I'm expecting the usual run of christmas stock supermarket guitars to arrive in January, needing more work than they are worth to make them playable. I don 't like being hard-hearted - I'm well aware some lower-socio families can't afford better, but if I fix them all, I don't pay the rent. I've pretty much decided to do only hardship cases in my own local community and I'll have to say no to the others.
Kudos on the local hardship repairs!! I do low budget kids learning guitars on the cheap just to help keep kids interested in learning to play.Lower the action,saddle,nut ,bridge work for the price of a basic setup.Broken headstocks cheap..keep a guitar in those eager hands..Myself,I wanted the Kingston with 14 knobs and 6 pickups and a wiggly bar when I was young...Mom said "I'll get you a Sears guitar..,,they stand behind thier products " So I got the amp in case two pickup dano style that you could actually play...I've been repairing for over 30 years, and most of those necks are still playable..I'm sure that if I had the Kingston I would have given up quite early, altho you can fix them now after the wood has finally quit twisting..Thanks to my mom's insistance, I am the best guitar player in the world,altho I prefer to mostly fix them..Thanks Mom !!!
Most of what I do is refrets, nuts & saddles, crack repair, binding repairs,loose braces and pickguards. Intonation & action on electrics. Occasional neck reset.
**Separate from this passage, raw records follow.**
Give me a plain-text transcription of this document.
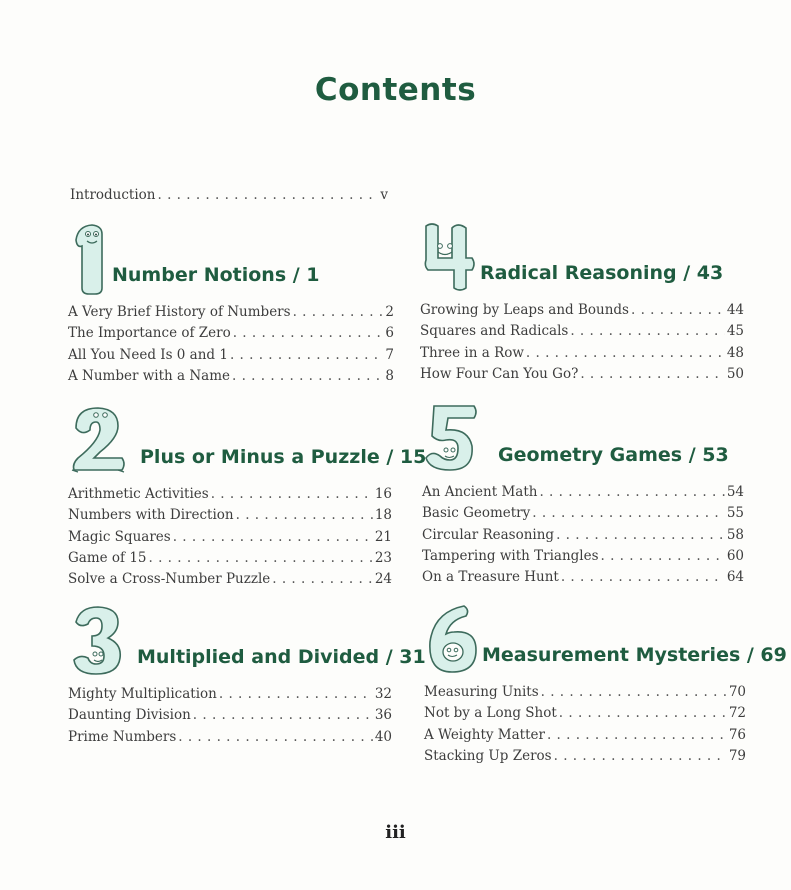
Contents
Introduction . . .	v
Number Notions / 1
A Very Brief History of Numbers . . .	2
The Importance of Zero . . .	6
All You Need Is 0 and 1 . . .	7
A Number with a Name . . .	8
Plus or Minus a Puzzle / 15
Arithmetic Activities . . .	16
Numbers with Direction . . .	18
Magic Squares . . .	21
Game of 15 . . .	23
Solve a Cross-Number Puzzle . . .	24
Multiplied and Divided / 31
Mighty Multiplication . . .	32
Daunting Division . . .	36
Prime Numbers . . .	40
Radical Reasoning / 43
Growing by Leaps and Bounds . . .	44
Squares and Radicals . . .	45
Three in a Row . . .	48
How Four Can You Go? . . .	50
Geometry Games / 53
An Ancient Math . . .	54
Basic Geometry . . .	55
Circular Reasoning . . .	58
Tampering with Triangles . . .	60
On a Treasure Hunt . . .	64
Measurement Mysteries / 69
Measuring Units . . .	70
Not by a Long Shot . . .	72
A Weighty Matter . . .	76
Stacking Up Zeros . . .	79
iii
Lots of set ups. Not a repair, but mostly intonation and truss rod adjustments. Broken nuts, lifting bridges and wiring on electrics. I'm sure glad that a lot of players don't know how to intonate an adjustable bridge or set a truss rod. Not to mention string changes. Before I got involved in this racket I thought everybody changed their own strings.
I've been doing some custom wiring on strats and teles using 5-way switches to get different pickup settings. Really popular. Of course my electrics all have standard wiring setups, but lots of folks seem to like the customized wiring.
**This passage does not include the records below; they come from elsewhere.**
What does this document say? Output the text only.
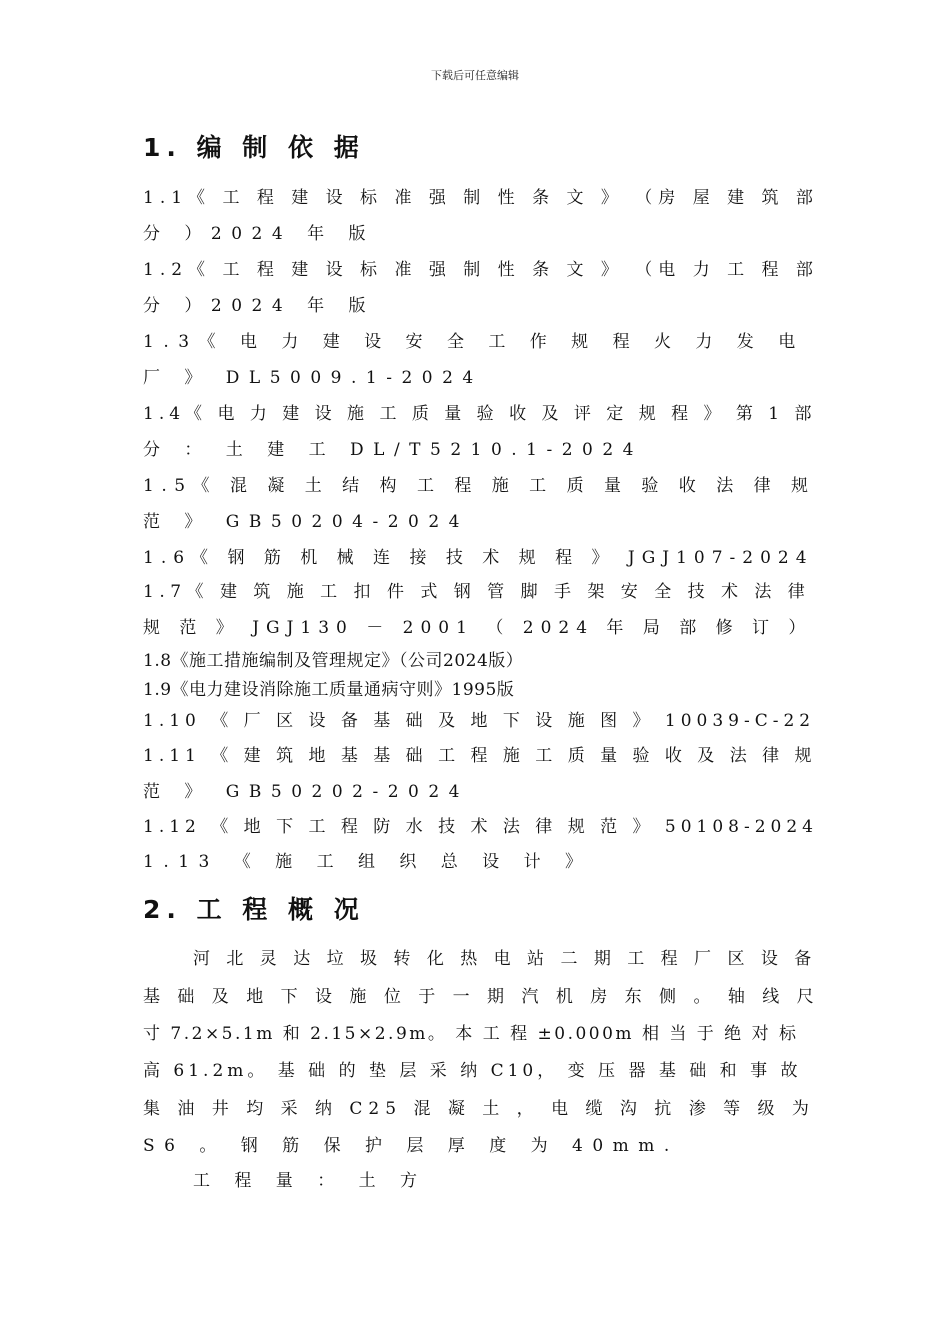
下载后可任意编辑
1. 编 制 依 据
1.1《 工 程 建 设 标 准 强 制 性 条 文 》 （房 屋 建 筑 部
分 ）2024 年 版
1.2《 工 程 建 设 标 准 强 制 性 条 文 》 （电 力 工 程 部
分 ）2024 年 版
1.3《 电 力 建 设 安 全 工 作 规 程 火 力 发 电
厂 》 DL5009.1-2024
1.4《 电 力 建 设 施 工 质 量 验 收 及 评 定 规 程 》 第 1 部
分 ： 土 建 工 DL/T5210.1-2024
1.5《 混 凝 土 结 构 工 程 施 工 质 量 验 收 法 律 规
范 》 GB50204-2024
1.6《 钢 筋 机 械 连 接 技 术 规 程 》 JGJ107-2024
1.7《 建 筑 施 工 扣 件 式 钢 管 脚 手 架 安 全 技 术 法 律
规 范 》 JGJ130 － 2001 （ 2024 年 局 部 修 订 ）
1.8《施工措施编制及管理规定》（公司2024版）
1.9《电力建设消除施工质量通病守则》1995版
1.10 《 厂 区 设 备 基 础 及 地 下 设 施 图 》 10039-C-22
1.11 《 建 筑 地 基 基 础 工 程 施 工 质 量 验 收 及 法 律 规
范 》 GB50202-2024
1.12 《 地 下 工 程 防 水 技 术 法 律 规 范 》 50108-2024
1.13 《 施 工 组 织 总 设 计 》
2. 工 程 概 况
河 北 灵 达 垃 圾 转 化 热 电 站 二 期 工 程 厂 区 设 备
基 础 及 地 下 设 施 位 于 一 期 汽 机 房 东 侧 。 轴 线 尺
寸 7.2×5.1m 和 2.15×2.9m。 本 工 程 ±0.000m 相 当 于 绝 对 标
高 61.2m。 基 础 的 垫 层 采 纳 C10， 变 压 器 基 础 和 事 故
集 油 井 均 采 纳 C25 混 凝 土 ， 电 缆 沟 抗 渗 等 级 为
S6 。 钢 筋 保 护 层 厚 度 为 40mm.
工 程 量 ： 土 方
Switching the tone knob on a strat from the middle pickup to the bridge pickup seems pretty hot these days.
Other than that the usual boo-boos and broken headstocks and body cracks. Fret dressing more than refretting jobs.

Rev George

Rev George
Ive had the usual set up type work and alike, but I had a person that came to me and wanted some advice on buying a guitar for their young aspiring player .... I told therm not to buy a guitar from the same place that they buy their groceries and not to but based on the price alone..
in this piticular case I went to a music store with this person and picked out a nice baby Taylor for them ...
I'm half and half buider/repairs. Most jobs would be bridge adjustments and rod(action), fix harmonic, fret dress, complete fret jobs, structural problem (broken/unglued bars, cracks),basic solder/switch replacement, replace tuners. Occasionnaly a broken headstock, major refinish (mostly french polish on classicals and older instruments), replace neck etc. I try to be really accomodant to local pros, keep them happy as they are my bread and butter. I also answer a lot of question about how to become a luthier!!!